Jacobsen concludes that “It’s not every day that science discovers a free and readily accessible intervention that might improve the health of so many people.”

This non-scientific person hates to break it to the scientific community that it didn’t discover this free and readily accessible intervention. The Creator spoke it into existence, along with the moon and stars, who talk back and proclaim his glory through all the earth, to the end of the world. Talk about readily accessible.

Next is the word “intervention.” From Old Testament prophets to aged Zechariah in Luke 1—from before the foundation of the world—intervention had been planned and promised, “the sunrise shall visit us from on high to give light to those who sit in darkness and in the shadow of death, to guide our feet into the way of peace.” (Luke 1:78-79)
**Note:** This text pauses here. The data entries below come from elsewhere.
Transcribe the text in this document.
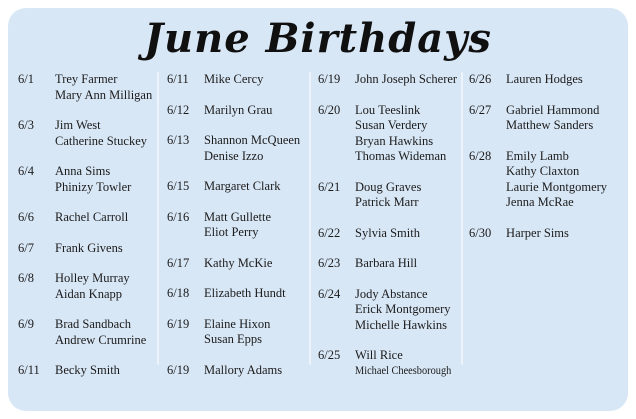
June Birthdays
6/1	Trey Farmer
Mary Ann Milligan
6/3	Jim West
Catherine Stuckey
6/4	Anna Sims
Phinizy Towler
6/6	Rachel Carroll
6/7	Frank Givens
6/8	Holley Murray
Aidan Knapp
6/9	Brad Sandbach
Andrew Crumrine
6/11	Becky Smith
6/11	Mike Cercy
6/12	Marilyn Grau
6/13	Shannon McQueen
Denise Izzo
6/15	Margaret Clark
6/16	Matt Gullette
Eliot Perry
6/17	Kathy McKie
6/18	Elizabeth Hundt
6/19	Elaine Hixon
Susan Epps
6/19	Mallory Adams
6/19	John Joseph Scherer
6/20	Lou Teeslink
Susan Verdery
Bryan Hawkins
Thomas Wideman
6/21	Doug Graves
Patrick Marr
6/22	Sylvia Smith
6/23	Barbara Hill
6/24	Jody Abstance
Erick Montgomery
Michelle Hawkins
6/25	Will Rice
Michael Cheesborough
6/26	Lauren Hodges
6/27	Gabriel Hammond
Matthew Sanders
6/28	Emily Lamb
Kathy Claxton
Laurie Montgomery
Jenna McRae
6/30	Harper Sims
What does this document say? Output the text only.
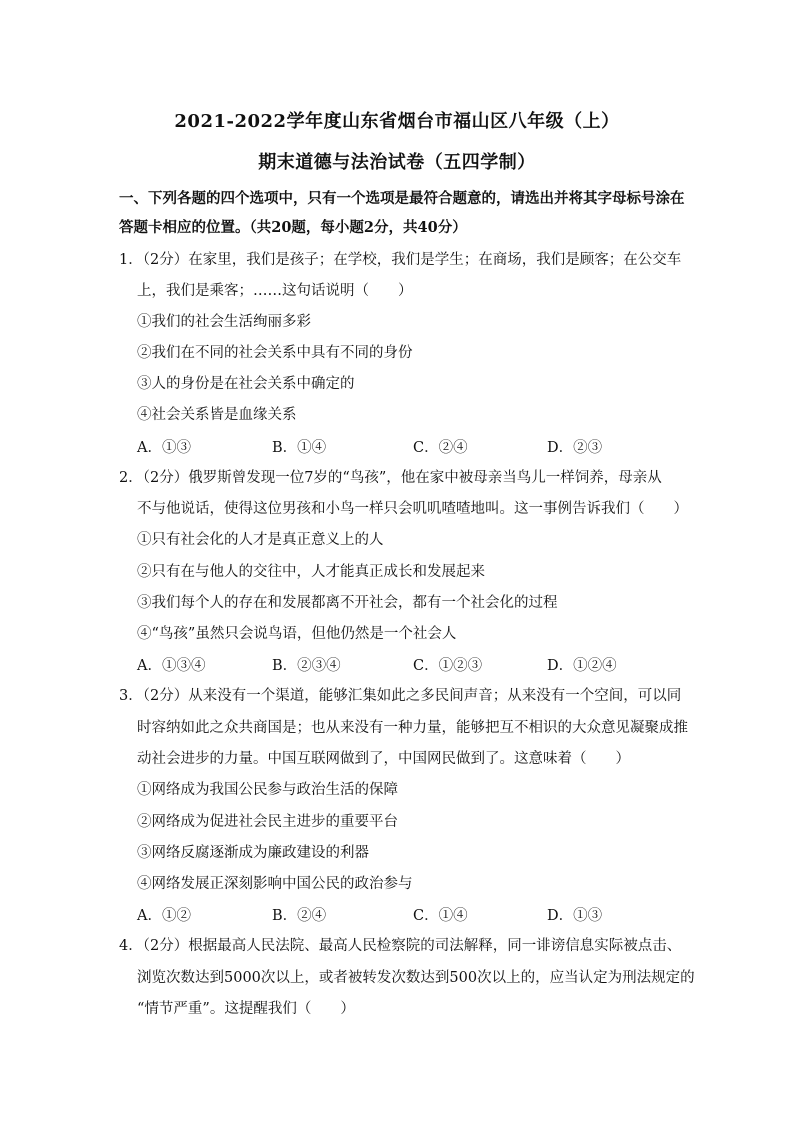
2021-2022学年度山东省烟台市福山区八年级（上）
期末道德与法治试卷（五四学制）
一、下列各题的四个选项中，只有一个选项是最符合题意的，请选出并将其字母标号涂在
答题卡相应的位置。（共20题，每小题2分，共40分）
1．（2分）在家里，我们是孩子；在学校，我们是学生；在商场，我们是顾客；在公交车
上，我们是乘客；……这句话说明（　　）
①我们的社会生活绚丽多彩
②我们在不同的社会关系中具有不同的身份
③人的身份是在社会关系中确定的
④社会关系皆是血缘关系
A．①③	B．①④	C．②④	D．②③
2．（2分）俄罗斯曾发现一位7岁的“鸟孩”，他在家中被母亲当鸟儿一样饲养，母亲从
不与他说话，使得这位男孩和小鸟一样只会叽叽喳喳地叫。这一事例告诉我们（　　）
①只有社会化的人才是真正意义上的人
②只有在与他人的交往中，人才能真正成长和发展起来
③我们每个人的存在和发展都离不开社会，都有一个社会化的过程
④“鸟孩”虽然只会说鸟语，但他仍然是一个社会人
A．①③④	B．②③④	C．①②③	D．①②④
3．（2分）从来没有一个渠道，能够汇集如此之多民间声音；从来没有一个空间，可以同
时容纳如此之众共商国是；也从来没有一种力量，能够把互不相识的大众意见凝聚成推
动社会进步的力量。中国互联网做到了，中国网民做到了。这意味着（　　）
①网络成为我国公民参与政治生活的保障
②网络成为促进社会民主进步的重要平台
③网络反腐逐渐成为廉政建设的利器
④网络发展正深刻影响中国公民的政治参与
A．①②	B．②④	C．①④	D．①③
4．（2分）根据最高人民法院、最高人民检察院的司法解释，同一诽谤信息实际被点击、
浏览次数达到5000次以上，或者被转发次数达到500次以上的，应当认定为刑法规定的
“情节严重”。这提醒我们（　　）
It’s the intervention we sing at Christmas, and should be singing year-round:
Hail! the heav'n-born Prince of peace!
Hail! the Son of Righteousness!
Light and life to all he brings
Risen with healing in his wings

Mild he lays his glory by
Born that man no more may die:
Born to raise the sons of earth
Born to give them second birth.


Those Australian researchers did overlook one hazard to prolonged exposure to the sun—one upside-down, counter-culture hazard that only exposure to the Son of Righteousness and his Word brings to reborn sons and daughters of earth, who now walk as children of light, in all that is good, right and true.

Exposure to this son is high risk. The rays from this eternal light can and will change us, mark us in ways that can never go back. What he does can and will mark us and change our lives forever. May it be so today in all we think and say and do.